Dolutegravir is safe to use in pregnancy – Dr Ganu

By Francis Ameyibor 

Harare (Zimbabwe), Dec. 8, GNA – Dolutegravir (DTG) is safe to use in pregnancy, Dr. Vincent Ganu, a Principal Medical Officer at the Korle Bu Teaching Hospital in Ghana has stated. 

Dr. Ganu explained that dolutegravir is a new class of HIV medications that has less side effects, decreases the amount of HIV in the blood in a shorter time and has less resistance compared to the existing HIV medications.  

He was speaking on “Dolutegravir safety in pregnancy: Outcomes from an observational cohort study in Ghana, 2022,” during a panel discussion at the ongoing 22nd edition of the International Conference on Aids and Sexually Transmitted Infections in Africa (ICASA) in Harare, Zimbabwe. 
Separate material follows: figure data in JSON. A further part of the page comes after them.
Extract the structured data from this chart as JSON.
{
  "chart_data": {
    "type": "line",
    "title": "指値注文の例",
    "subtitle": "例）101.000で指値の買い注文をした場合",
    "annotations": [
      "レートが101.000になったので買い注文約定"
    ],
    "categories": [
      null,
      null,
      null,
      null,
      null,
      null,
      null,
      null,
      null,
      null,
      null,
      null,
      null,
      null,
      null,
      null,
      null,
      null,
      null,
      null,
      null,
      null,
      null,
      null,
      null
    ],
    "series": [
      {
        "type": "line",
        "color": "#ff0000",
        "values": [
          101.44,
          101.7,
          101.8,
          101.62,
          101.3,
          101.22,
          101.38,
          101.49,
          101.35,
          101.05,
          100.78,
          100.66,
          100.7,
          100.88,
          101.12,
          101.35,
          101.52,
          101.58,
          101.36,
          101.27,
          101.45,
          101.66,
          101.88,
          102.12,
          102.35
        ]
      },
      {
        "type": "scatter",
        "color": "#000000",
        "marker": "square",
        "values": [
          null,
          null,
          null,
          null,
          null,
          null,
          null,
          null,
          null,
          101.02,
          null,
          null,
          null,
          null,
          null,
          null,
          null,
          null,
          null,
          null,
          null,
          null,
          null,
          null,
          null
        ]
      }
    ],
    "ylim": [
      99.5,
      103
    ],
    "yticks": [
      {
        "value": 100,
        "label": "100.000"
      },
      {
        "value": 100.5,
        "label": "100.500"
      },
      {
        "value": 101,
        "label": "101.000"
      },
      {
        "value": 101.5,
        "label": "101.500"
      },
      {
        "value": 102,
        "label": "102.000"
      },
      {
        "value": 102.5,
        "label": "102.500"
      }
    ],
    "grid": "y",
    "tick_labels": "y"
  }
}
Dr Ganu said Ghana rolled out DTG for the first time in 2019, adopting WHO caution in its guidelines at the time of avoiding giving DTG to pregnant women especially in the first 2 months of pregnancy. 

He said dolutegravir had been widely available since 2017, following the signal that infants born to women with dolutegravir exposure at conception in Botswana had a higher risk of neural tube defects (NTDs). 

He said public health leaders initiated a national investigation to evaluate periconception dolutegravir exposure among all pregnant women. 

Dr. Ganu noted that research on DTG was commissioned from August 2020 to September 2022 to assess treatment outcomes in a cohort of patients living with HIV initiated on DTG.  

The study also assessed neural tube defects in children born to pregnant women in that cohort in Ghana, a country with folic acid fortification of food.  

In this prospective, observational, national cohort study, non-pregnant women in the cohort initiated on DTG were eligible and were counselled to notify clinicians of their desire to get pregnant for DTG to be changed to Efavirenz (EFV) (an already existing HIV medication) as per national HIV treatment guidelines in 2019.   

All women identified with pregnancies and possible dolutegravir exposure within 8 weeks of the estimated date of conception, Dr. Ganu stressed that all non-pregnant women in the cohort who were identified to be 8 weeks or more pregnant whilst on DTG without pre-notification of clinicians were included in the study and followed up.  

He noted that the primary outcome was the presence of neural tube defects (NTDs) in babies at birth, explaining that neural tube defects are a group of birth defects in which an opening in the spine or cranium remains from early in human development.  

He said 2097 women were initiated on the DTG programme. 2039 were not pregnant, 58 pregnancies were recorded during the period out of which 22 notified clinicians and were switched to EFV.  

But 36 were pregnant ≥8 weeks and still on DTG and did not notify clinicians so were followed up till they delivered, and their children examined for NTDs. 

Dr. Ganu noted that, based on empirical evidence gathered during the study period, the research team concluded that there were no NTDs in children born to women with dolutegravir exposure within eight weeks of conception in our study.   

“Despite the small sample size being a limitation, we can report that dolutegravir is safe to use in pregnancy,” the Principal Medical Officer at the Korle Bu Teaching Hospital stated.